Soccer fitness is part of soccer training. Most of the players need continuous training involving leg development and stamina building. Coaches also need to work on flexibility, speed and good balance.

Muscle coordination is another aspect, including prevention of injuries. Another important area that needs development is how the players run so that they are able to do it with swiftness.

  • Fitness Training For The Under 14 Age Group

In the course of the practice session, you can build in 1 v 1 and 2 v 2 games with rigorous activities. But make sure, there are adequate rest periods in between. Include interval runs, involving runs, organized with cones arranged 6 – 8 meters apart. You can have the players repeat it a number of times, depending on the age level.

To get your team practice finishing technique, do it after a brief game, so that it builds their fitness as well as skills. There are plenty of videos that show exactly how leg development must be done, as your players need strength as well as power to handle that ball on the field.

To build flexibility in your players, include both stationary exercises as well as those that involve being on the move. This should be done, prior to and after a practice session is over.

  • Developing Speed, Nimbleness, and Balance

When you make your practice plan, always include games that involve a lot of running. The classic tag works very well here. You can vary these, with getting your players to catch the ball balanced on the right foot and then alternating it with the left foot.
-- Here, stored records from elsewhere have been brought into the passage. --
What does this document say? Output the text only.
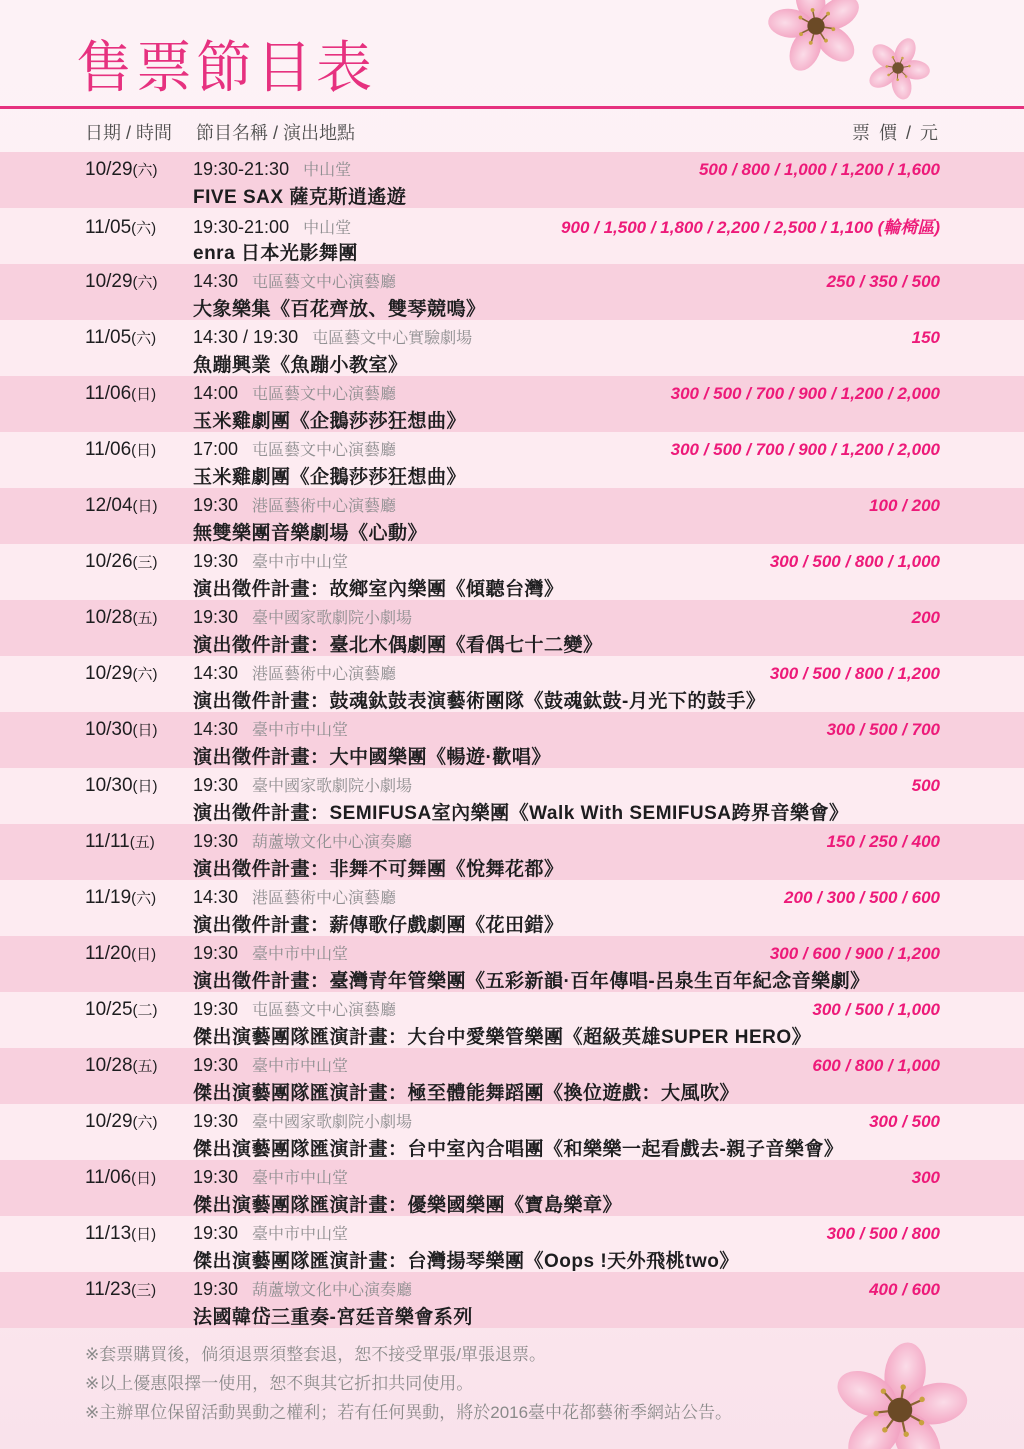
售票節目表
日期 / 時間 節目名稱 / 演出地點	票 價 / 元
10/29(六)	19:30-21:30 中山堂	500 / 800 / 1,000 / 1,200 / 1,600
FIVE SAX 薩克斯逍遙遊
11/05(六)	19:30-21:00 中山堂	900 / 1,500 / 1,800 / 2,200 / 2,500 / 1,100 (輪椅區)
enra 日本光影舞團
10/29(六)	14:30 屯區藝文中心演藝廳	250 / 350 / 500
大象樂集《百花齊放、雙琴競鳴》
11/05(六)	14:30 / 19:30 屯區藝文中心實驗劇場	150
魚蹦興業《魚蹦小教室》
11/06(日)	14:00 屯區藝文中心演藝廳	300 / 500 / 700 / 900 / 1,200 / 2,000
玉米雞劇團《企鵝莎莎狂想曲》
11/06(日)	17:00 屯區藝文中心演藝廳	300 / 500 / 700 / 900 / 1,200 / 2,000
玉米雞劇團《企鵝莎莎狂想曲》
12/04(日)	19:30 港區藝術中心演藝廳	100 / 200
無雙樂團音樂劇場《心動》
10/26(三)	19:30 臺中市中山堂	300 / 500 / 800 / 1,000
演出徵件計畫：故鄉室內樂團《傾聽台灣》
10/28(五)	19:30 臺中國家歌劇院小劇場	200
演出徵件計畫：臺北木偶劇團《看偶七十二變》
10/29(六)	14:30 港區藝術中心演藝廳	300 / 500 / 800 / 1,200
演出徵件計畫：鼓魂鈦鼓表演藝術團隊《鼓魂鈦鼓-月光下的鼓手》
10/30(日)	14:30 臺中市中山堂	300 / 500 / 700
演出徵件計畫：大中國樂團《暢遊·歡唱》
10/30(日)	19:30 臺中國家歌劇院小劇場	500
演出徵件計畫：SEMIFUSA室內樂團《Walk With SEMIFUSA跨界音樂會》
11/11(五)	19:30 葫蘆墩文化中心演奏廳	150 / 250 / 400
演出徵件計畫：非舞不可舞團《悅舞花都》
11/19(六)	14:30 港區藝術中心演藝廳	200 / 300 / 500 / 600
演出徵件計畫：薪傳歌仔戲劇團《花田錯》
11/20(日)	19:30 臺中市中山堂	300 / 600 / 900 / 1,200
演出徵件計畫：臺灣青年管樂團《五彩新韻·百年傳唱-呂泉生百年紀念音樂劇》
10/25(二)	19:30 屯區藝文中心演藝廳	300 / 500 / 1,000
傑出演藝團隊匯演計畫：大台中愛樂管樂團《超級英雄SUPER HERO》
10/28(五)	19:30 臺中市中山堂	600 / 800 / 1,000
傑出演藝團隊匯演計畫：極至體能舞蹈團《換位遊戲：大風吹》
10/29(六)	19:30 臺中國家歌劇院小劇場	300 / 500
傑出演藝團隊匯演計畫：台中室內合唱團《和樂樂一起看戲去-親子音樂會》
11/06(日)	19:30 臺中市中山堂	300
傑出演藝團隊匯演計畫：優樂國樂團《寶島樂章》
11/13(日)	19:30 臺中市中山堂	300 / 500 / 800
傑出演藝團隊匯演計畫：台灣揚琴樂團《Oops !天外飛桃two》
11/23(三)	19:30 葫蘆墩文化中心演奏廳	400 / 600
法國韓岱三重奏-宮廷音樂會系列
※套票購買後，倘須退票須整套退，恕不接受單張/單張退票。
※以上優惠限擇一使用，恕不與其它折扣共同使用。
※主辦單位保留活動異動之權利；若有任何異動，將於2016臺中花都藝術季網站公告。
Injury Prevention exercises can be done by standing on the ground and practicing balancing on one leg, say for a minute each time. If you coach girls, get them to do inside leg lifts. They will also benefit from developing their hamstring, which can be achieved by moving on all fours on the ground.

It is important to develop the technique of running fast on the field. Focus on how your players start running, so that they don’t perform unnecessary movements with their arms, wasting time. They must also practice swiftness in the positions that they need to be on the field.

Whether it is during the season or the off-season, soccer fitness training is a constant process. Youth soccer players can be encouraged to develop their stamina through riding their bicycles, which is both fun and makes a good variation.